Developer: Insomniac Games
Publisher: Sony Interactive Entertainment
This latest Ratchet title takes what Insomniac did in its pair of Spider-Man PlayStation 5 releases, and warps things into a whole new dimension: the characters, right down to their animations and furry faces, are more detailed and believable than the 2016 CGI film; the stage geometry has mind-boggling triangle counts, with clever programming tricks keeping the framerate pegged at sixty; and every scene is filled
with real-time ray-traced reflections. But the star of the show is the lighting model, which is sophisticated enough to make this title the current bleeding-edge standard in graphics technology.
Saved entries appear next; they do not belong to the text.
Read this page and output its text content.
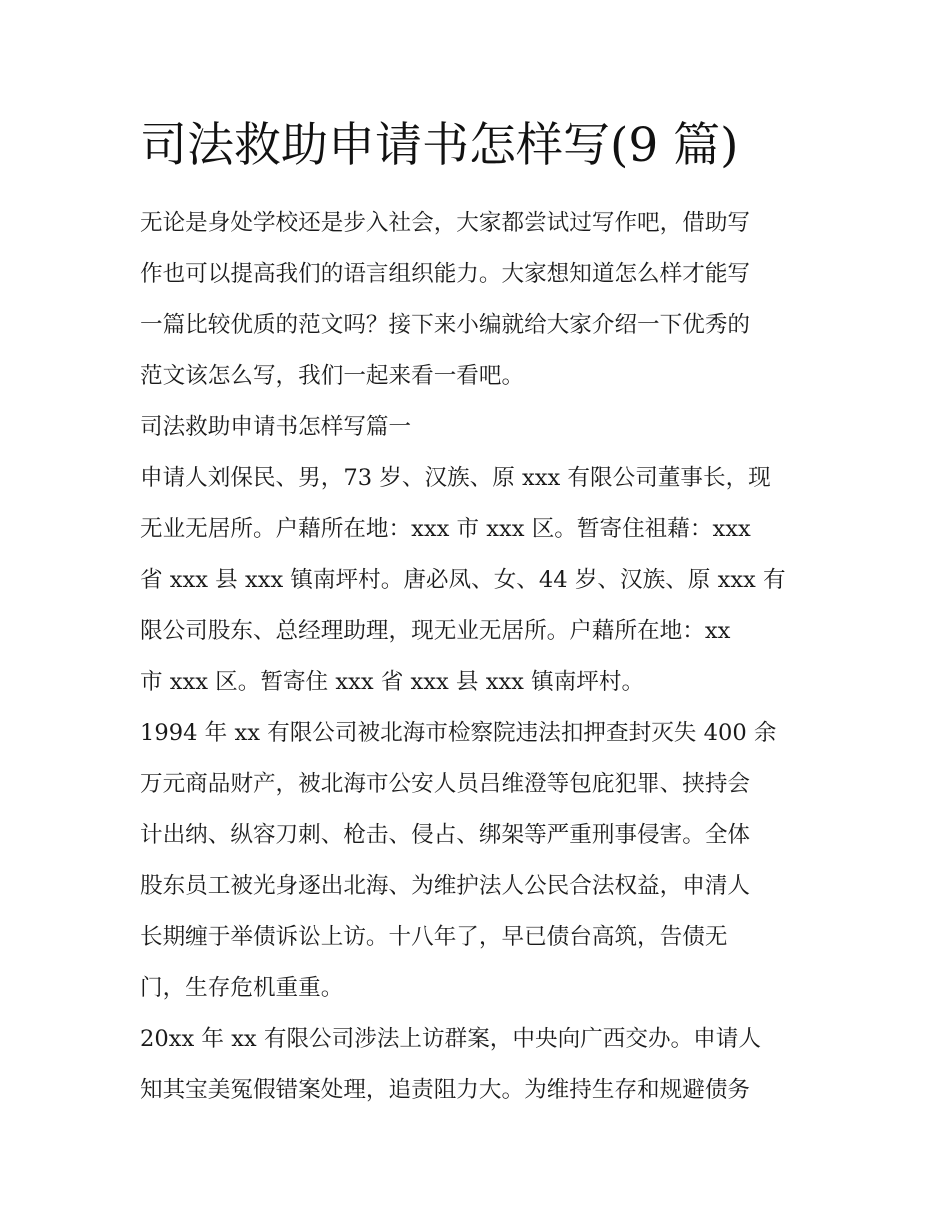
司法救助申请书怎样写(9 篇)
无论是身处学校还是步入社会，大家都尝试过写作吧，借助写
作也可以提高我们的语言组织能力。大家想知道怎么样才能写
一篇比较优质的范文吗？接下来小编就给大家介绍一下优秀的
范文该怎么写，我们一起来看一看吧。
司法救助申请书怎样写篇一
申请人刘保民、男，73 岁、汉族、原 xxx 有限公司董事长，现
无业无居所。户藉所在地：xxx 市 xxx 区。暂寄住祖藉：xxx
省 xxx 县 xxx 镇南坪村。唐必凤、女、44 岁、汉族、原 xxx 有
限公司股东、总经理助理，现无业无居所。户藉所在地：xx
市 xxx 区。暂寄住 xxx 省 xxx 县 xxx 镇南坪村。
1994 年 xx 有限公司被北海市检察院违法扣押查封灭失 400 余
万元商品财产，被北海市公安人员吕维澄等包庇犯罪、挟持会
计出纳、纵容刀刺、枪击、侵占、绑架等严重刑事侵害。全体
股东员工被光身逐出北海、为维护法人公民合法权益，申清人
长期缠于举债诉讼上访。十八年了，早已债台高筑，告债无
门，生存危机重重。
20xx 年 xx 有限公司涉法上访群案，中央向广西交办。申请人
知其宝美冤假错案处理，追责阻力大。为维持生存和规避债务
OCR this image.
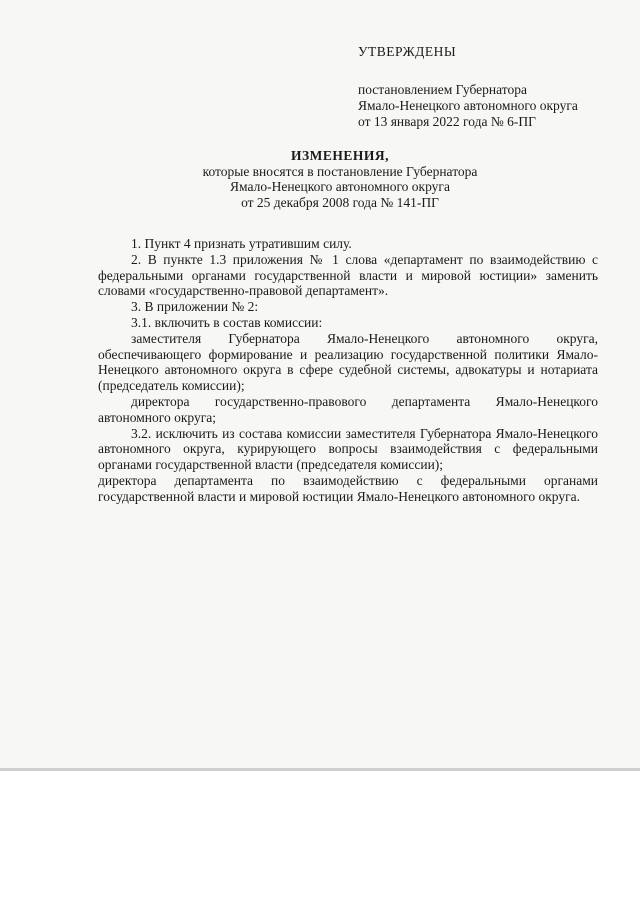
УТВЕРЖДЕНЫ
постановлением Губернатора
Ямало-Ненецкого автономного округа
от 13 января 2022 года № 6-ПГ
ИЗМЕНЕНИЯ,
которые вносятся в постановление Губернатора
Ямало-Ненецкого автономного округа
от 25 декабря 2008 года № 141-ПГ

1. Пункт 4 признать утратившим силу.

2. В пункте 1.3 приложения № 1 слова «департамент по взаимодействию с федеральными органами государственной власти и мировой юстиции» заменить словами «государственно-правовой департамент».

3. В приложении № 2:

3.1. включить в состав комиссии:

заместителя Губернатора Ямало-Ненецкого автономного округа, обеспечивающего формирование и реализацию государственной политики Ямало-Ненецкого автономного округа в сфере судебной системы, адвокатуры и нотариата (председатель комиссии);

директора государственно-правового департамента Ямало-Ненецкого автономного округа;

3.2. исключить из состава комиссии заместителя Губернатора Ямало-Ненецкого автономного округа, курирующего вопросы взаимодействия с федеральными органами государственной власти (председателя комиссии);

директора департамента по взаимодействию с федеральными органами государственной власти и мировой юстиции Ямало-Ненецкого автономного округа.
Clearly aiming for the "CGI film in real-time" aspiration, Rift Apart opts for highly dynamic, cue-based orchestra music which ebbs and flows with the action. It's not particularly memorable even as it's playing, but it does a decent job of emulating Hollywood film fare. As is expected these days from big budget releases, the voice acting on offer is excellent even by interdimensional standards, breathing a lot of life even into the new characters, such as "Rivet". The sound effects could be a little more emotive, which would help the player respond to triggers happening off-screen when the player is surrounded.
By itself and like most modern games, the gameplay in Rift Apart-- in this case, shooting, dodging, and platforming-- isn't enough to set the experience up for success: sure, the physics are nicely weighted and each weapon has an obvious and distinctive purpose-- but it's only when you marry those mechanics to the refreshingly non-open world level design and the story that the pieces congeal together. The game's pacing and length are perfect, with plenty of exploration to do and collectibles to find, but without taking over the player's life for six months, while leading to nice replay potential.
The Ratchet & Clank series is known for its over-the-top weapons-- like sprinklers which turn the enemies into shrubberies-- and sense of humor, combined with a penchant for pushing technological boundaries on each release's respective platforms. In this case, industry-best temporal anti-aliasing, volumetric lights galore, and sixty frames per second with ray-tracing
lead to so many mind-boggling moments that the game's mechanics need only compliment the visuals-- not carry the star dust themselves. Even if its pure mechanics don't dazzle
, the game's overall flow feels like a pleasant throw-back to the early 2000s.